Le 30 novembre 2014, le président de la République François Hollande a reconnu que les soldes et primes de captivité dues aux tirailleurs sénégalais n’avaient pas été versées par la France. Il salua « la mémoire d’hommes qui portaient l’uniforme français et sur lesquels les Français avaient retourné leurs fusils ».
Saisi en 2018 de la demande d’annulation de la décision implicite de rejet de procéder au versement du solde des primes précitées, le tribunal administratif de Paris, suivi par la cour administrative d’appel de Paris, a considéré que le délai de prescription de la créance des ayants-droits de M. Mbap Senghor avait commencé à courir au plus tard à compter de l’année 1953 au cours de laquelle sa veuve avait eu notification de son décès, et que cette créance était donc prescrite.
Le Conseil d’État a rejeté le pourvoi du requérant par une décision du 5 avril 2023 ainsi motivée :
« (...) 3. Il résulte des dispositions citées au point 2 que l’article 9 de la loi du 29 janvier 1831 avait institué un régime de déchéance quadriennale dans le cadre duquel la prescription des créances détenues sur l’administration était acquise à l’issue d’un délai de quatre ans qui courait à compter de l’exercice auquel elles se rattachaient. En revanche, aucune des dispositions de ce texte ne prévoyait que la prescription ne courrait pas contre le créancier qui pouvait être légitimement regardé comme ignorant l’existence de sa créance ou de la créance de celui qu’il représente légalement.

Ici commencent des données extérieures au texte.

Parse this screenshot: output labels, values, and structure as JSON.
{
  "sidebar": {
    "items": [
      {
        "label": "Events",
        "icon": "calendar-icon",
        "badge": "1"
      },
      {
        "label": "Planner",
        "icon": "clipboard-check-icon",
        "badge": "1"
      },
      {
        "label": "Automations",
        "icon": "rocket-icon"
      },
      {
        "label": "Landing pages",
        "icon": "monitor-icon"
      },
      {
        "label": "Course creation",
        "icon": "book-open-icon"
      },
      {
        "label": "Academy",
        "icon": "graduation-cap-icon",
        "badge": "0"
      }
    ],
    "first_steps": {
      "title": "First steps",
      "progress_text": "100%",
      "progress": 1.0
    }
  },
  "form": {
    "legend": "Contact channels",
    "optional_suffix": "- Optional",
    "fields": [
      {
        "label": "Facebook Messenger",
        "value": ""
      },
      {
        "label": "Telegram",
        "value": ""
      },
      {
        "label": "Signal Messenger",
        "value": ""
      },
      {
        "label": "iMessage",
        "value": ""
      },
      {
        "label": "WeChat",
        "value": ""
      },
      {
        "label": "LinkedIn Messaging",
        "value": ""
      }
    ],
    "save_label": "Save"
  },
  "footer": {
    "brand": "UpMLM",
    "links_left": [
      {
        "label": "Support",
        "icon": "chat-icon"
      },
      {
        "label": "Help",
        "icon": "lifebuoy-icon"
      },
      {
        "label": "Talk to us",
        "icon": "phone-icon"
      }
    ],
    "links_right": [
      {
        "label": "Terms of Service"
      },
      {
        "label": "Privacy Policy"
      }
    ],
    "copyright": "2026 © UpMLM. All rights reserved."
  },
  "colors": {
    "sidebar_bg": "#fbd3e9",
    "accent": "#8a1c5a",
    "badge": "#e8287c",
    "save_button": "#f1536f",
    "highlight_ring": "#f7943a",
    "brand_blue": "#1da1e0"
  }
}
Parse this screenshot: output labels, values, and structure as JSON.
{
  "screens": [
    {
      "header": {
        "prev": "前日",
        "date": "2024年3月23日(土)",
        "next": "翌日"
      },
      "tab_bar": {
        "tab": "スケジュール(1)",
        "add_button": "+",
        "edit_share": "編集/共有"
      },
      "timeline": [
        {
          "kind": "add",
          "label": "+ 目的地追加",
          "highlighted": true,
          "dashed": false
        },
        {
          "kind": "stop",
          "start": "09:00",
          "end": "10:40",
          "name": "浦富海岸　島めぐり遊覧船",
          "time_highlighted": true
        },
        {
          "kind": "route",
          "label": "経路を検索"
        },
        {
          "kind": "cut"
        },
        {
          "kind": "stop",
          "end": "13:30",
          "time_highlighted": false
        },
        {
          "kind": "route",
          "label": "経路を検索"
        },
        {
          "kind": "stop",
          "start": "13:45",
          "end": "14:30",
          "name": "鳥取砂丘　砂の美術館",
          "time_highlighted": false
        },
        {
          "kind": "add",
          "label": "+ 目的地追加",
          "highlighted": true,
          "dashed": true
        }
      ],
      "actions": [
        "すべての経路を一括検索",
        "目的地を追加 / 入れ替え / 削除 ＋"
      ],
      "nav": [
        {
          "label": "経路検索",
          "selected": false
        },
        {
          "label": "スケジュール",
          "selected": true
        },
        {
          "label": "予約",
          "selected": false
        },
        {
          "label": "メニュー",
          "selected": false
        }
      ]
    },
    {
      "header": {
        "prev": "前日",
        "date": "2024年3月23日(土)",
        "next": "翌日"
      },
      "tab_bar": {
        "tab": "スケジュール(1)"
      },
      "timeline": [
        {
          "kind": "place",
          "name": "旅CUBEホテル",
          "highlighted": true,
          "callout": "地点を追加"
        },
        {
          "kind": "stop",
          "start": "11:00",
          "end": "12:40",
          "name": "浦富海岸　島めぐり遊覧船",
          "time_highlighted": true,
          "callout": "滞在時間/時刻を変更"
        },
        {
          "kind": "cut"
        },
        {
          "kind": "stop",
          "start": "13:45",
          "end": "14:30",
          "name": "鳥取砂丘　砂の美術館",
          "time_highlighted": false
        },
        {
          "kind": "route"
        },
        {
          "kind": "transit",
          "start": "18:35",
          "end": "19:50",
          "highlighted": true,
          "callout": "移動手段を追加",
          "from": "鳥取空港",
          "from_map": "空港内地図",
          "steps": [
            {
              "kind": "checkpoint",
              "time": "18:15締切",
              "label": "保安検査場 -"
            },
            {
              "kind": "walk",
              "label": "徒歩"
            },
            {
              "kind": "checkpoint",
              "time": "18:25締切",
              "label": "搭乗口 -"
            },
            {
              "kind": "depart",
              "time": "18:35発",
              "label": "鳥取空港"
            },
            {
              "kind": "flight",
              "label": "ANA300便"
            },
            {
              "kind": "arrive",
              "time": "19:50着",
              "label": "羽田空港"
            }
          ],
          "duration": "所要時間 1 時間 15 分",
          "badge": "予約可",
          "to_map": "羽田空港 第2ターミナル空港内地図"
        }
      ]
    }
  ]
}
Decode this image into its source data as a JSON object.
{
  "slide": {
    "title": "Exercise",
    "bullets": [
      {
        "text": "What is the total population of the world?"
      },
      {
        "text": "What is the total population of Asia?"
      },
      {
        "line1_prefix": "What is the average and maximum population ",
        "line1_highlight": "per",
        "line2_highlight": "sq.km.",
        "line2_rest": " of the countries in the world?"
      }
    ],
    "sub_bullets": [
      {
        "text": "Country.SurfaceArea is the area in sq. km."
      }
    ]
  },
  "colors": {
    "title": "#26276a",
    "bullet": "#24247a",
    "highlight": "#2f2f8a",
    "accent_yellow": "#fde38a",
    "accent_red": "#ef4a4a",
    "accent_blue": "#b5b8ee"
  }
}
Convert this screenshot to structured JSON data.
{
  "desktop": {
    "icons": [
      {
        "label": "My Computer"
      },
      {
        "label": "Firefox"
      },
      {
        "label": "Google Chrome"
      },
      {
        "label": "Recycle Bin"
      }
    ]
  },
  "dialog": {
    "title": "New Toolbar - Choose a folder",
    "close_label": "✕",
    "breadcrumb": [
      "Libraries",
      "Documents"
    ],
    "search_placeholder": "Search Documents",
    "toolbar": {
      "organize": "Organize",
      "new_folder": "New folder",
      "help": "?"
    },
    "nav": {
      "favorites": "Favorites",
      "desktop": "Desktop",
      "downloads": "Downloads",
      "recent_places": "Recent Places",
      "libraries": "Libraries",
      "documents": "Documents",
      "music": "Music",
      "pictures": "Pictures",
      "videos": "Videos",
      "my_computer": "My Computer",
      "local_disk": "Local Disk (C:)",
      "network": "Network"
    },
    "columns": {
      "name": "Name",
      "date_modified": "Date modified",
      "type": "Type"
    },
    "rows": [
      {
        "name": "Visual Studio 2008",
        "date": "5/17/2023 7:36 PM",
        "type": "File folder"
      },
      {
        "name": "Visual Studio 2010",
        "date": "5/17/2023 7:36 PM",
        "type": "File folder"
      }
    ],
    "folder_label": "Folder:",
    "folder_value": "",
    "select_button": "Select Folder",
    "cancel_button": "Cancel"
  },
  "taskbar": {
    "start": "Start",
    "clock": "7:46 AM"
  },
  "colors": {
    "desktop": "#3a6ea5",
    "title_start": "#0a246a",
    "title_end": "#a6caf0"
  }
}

4. En premier lieu, il résulte de ce qui a été dit au point 3 qu’en jugeant que les créances correspondant au solde de la prime de captivité et à la prime de démobilisation de M. B... A... étaient prescrites à la date à laquelle ses ayants-droits ont saisi le juge administratif, en 2018, sans qu’ait d’incidence sur le cours de la prescription la circonstance que Mme A... aurait été dans l’incapacité de connaître les conditions exactes du décès de son époux, la cour administrative d’appel, qui a estimé que la prescription avait commencé à courir au plus tard à compter de l’année 1953 au cours de laquelle Mme A... a eu connaissance de sa qualité d’ayant-droit, le décès de son époux ne lui ayant été notifié que le 8 août de cette année, et dont l’arrêt est suffisamment motivé sur ce point, n’a pas commis d’erreur de droit et n’a pas dénaturé les faits qui lui étaient soumis.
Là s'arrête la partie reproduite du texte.